SANT’OMERO. All’ospedale Val Vibrata di Sant’Omero la Regione riconosce due reparti di livello superiore, tanto da disporre che la Asl di Teramo inserisca nel nuovo atto aziendale una unità...
SANT’OMERO. All’ospedale Val Vibrata di Sant’Omero la Regione riconosce due reparti di livello superiore, tanto da disporre che la Asl di Teramo inserisca nel nuovo atto aziendale una unità operativa semplice di endoscopia chirurgica a Sant'Omero e di una unità operativa semplice a valenza dipartimentale day hospital oncologico a Giulianova e Sant'Omero.
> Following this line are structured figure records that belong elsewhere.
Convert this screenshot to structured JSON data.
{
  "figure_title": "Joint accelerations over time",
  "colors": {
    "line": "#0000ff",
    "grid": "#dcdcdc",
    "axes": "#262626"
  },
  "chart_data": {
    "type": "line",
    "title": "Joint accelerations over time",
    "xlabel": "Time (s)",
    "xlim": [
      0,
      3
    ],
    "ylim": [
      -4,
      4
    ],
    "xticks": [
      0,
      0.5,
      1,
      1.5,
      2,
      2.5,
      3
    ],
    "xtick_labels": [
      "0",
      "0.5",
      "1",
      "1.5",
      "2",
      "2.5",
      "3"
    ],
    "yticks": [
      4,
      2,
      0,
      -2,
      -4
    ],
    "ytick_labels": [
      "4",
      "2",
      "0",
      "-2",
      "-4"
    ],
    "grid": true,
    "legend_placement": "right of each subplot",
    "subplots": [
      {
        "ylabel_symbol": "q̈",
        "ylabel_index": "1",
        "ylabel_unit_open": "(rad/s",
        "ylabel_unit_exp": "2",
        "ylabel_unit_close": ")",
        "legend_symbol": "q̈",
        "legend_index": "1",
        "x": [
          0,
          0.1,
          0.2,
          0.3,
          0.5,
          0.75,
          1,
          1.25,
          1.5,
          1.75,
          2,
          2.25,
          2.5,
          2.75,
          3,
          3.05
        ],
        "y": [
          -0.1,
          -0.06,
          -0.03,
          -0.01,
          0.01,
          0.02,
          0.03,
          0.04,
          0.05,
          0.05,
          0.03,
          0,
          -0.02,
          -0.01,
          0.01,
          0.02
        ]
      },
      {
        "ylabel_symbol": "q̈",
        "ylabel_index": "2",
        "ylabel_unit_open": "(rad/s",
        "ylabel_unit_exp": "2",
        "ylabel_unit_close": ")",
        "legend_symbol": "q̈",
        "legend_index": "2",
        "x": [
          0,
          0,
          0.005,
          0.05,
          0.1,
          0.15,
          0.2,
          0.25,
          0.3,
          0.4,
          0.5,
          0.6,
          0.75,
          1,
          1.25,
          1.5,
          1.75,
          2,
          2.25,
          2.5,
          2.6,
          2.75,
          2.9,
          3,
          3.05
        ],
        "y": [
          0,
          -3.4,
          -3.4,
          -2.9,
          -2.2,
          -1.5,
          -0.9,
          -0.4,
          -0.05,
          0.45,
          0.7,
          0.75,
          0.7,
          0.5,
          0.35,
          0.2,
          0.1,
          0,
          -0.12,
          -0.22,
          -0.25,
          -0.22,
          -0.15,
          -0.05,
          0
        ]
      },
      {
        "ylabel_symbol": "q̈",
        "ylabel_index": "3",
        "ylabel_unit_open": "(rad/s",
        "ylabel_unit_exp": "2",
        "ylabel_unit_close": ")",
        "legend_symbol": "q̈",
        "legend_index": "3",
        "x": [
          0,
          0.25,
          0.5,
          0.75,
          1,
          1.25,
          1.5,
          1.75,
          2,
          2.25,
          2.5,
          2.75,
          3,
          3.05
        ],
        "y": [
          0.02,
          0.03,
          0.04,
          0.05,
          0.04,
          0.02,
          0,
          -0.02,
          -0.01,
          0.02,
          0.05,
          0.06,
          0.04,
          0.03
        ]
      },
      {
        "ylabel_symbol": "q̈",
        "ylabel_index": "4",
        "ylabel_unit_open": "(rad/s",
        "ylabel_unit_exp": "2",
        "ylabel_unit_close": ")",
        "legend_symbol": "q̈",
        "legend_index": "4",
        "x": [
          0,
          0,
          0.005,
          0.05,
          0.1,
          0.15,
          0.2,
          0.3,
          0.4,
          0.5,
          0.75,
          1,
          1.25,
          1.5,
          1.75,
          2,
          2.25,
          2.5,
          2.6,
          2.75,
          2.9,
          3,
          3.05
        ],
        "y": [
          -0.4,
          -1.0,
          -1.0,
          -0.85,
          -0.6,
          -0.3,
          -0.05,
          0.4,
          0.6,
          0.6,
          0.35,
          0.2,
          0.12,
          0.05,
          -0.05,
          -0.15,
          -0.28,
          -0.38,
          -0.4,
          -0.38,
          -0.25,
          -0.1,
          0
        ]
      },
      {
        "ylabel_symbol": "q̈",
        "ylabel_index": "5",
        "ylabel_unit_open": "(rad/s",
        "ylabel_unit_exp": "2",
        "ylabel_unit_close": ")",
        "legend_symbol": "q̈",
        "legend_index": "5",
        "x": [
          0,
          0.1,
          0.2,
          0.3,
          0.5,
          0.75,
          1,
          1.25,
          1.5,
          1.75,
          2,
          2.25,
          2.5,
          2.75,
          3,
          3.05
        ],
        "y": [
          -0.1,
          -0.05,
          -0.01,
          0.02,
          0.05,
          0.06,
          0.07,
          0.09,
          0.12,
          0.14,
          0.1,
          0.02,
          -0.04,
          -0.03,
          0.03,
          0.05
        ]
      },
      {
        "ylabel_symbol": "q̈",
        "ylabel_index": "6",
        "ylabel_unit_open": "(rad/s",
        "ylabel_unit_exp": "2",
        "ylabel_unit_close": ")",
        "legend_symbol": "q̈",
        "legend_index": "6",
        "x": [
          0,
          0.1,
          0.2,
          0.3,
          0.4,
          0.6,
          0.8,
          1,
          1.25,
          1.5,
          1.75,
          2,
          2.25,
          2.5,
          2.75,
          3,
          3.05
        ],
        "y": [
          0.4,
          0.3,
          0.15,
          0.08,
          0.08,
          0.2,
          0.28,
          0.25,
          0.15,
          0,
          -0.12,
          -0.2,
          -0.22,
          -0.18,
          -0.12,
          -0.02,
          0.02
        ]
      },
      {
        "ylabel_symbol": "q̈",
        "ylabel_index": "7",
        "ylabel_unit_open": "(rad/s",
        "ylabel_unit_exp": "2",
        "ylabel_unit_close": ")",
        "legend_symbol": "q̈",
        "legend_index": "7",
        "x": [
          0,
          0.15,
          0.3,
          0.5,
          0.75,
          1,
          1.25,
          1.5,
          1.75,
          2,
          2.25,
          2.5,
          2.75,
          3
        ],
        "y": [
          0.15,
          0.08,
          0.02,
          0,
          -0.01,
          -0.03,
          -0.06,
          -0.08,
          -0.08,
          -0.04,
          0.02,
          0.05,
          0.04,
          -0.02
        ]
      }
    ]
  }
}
Inoltre, la Asl dovrà attuare in via sperimentale, presso il presidio ospedaliero di Sant'Omero, la gestione delle emergenze intra-ospedaliere a livello interdipartimentale. I due provvedimenti sono stati firmati dalla giunta regionale guidata dal presidente vicario Giovanni Lolli. Il riconoscimento per i due reparti, che li proietta verso una tipologia gestionale diversa, dovrà essere ora recepita dalla Asl di Teramo che dovrà darne attuazione affidando ai due reparti competenze e peso maggiori. L’atto ha un valore al momento amministrativo – come viene precisato negli ambienti sanitari santomeresi – ma costituisce una base verso il potenziamento dell’ospedale che tutti attendono e che la Asl di Teramo dovrà attuare. Esprime la propria soddisfazione l’assessore regionale Dino Pepe che ricorda come la Regione stia aggiungendo tasselli utili al riconoscimento del ruolo e del lavoro dell’ospedale di confine che – sostiene – nessuno potrà relegare ad ospedale di second’ordine. Le novità legate all’innovazione tecnologica della radiologia, che dopo aver avuto la nuova tac e la nuova mammografia attende ora la nuova risonanza magnetica, proseguono. Per la risonanza, tuttavia, ad oggi sembra non siano partite ancora le procedure per l’inizio dei lavori di adeguamento della struttura e l’acquisto dell’apparato a distanza di mesi dall’annuncio. (a.d.p.)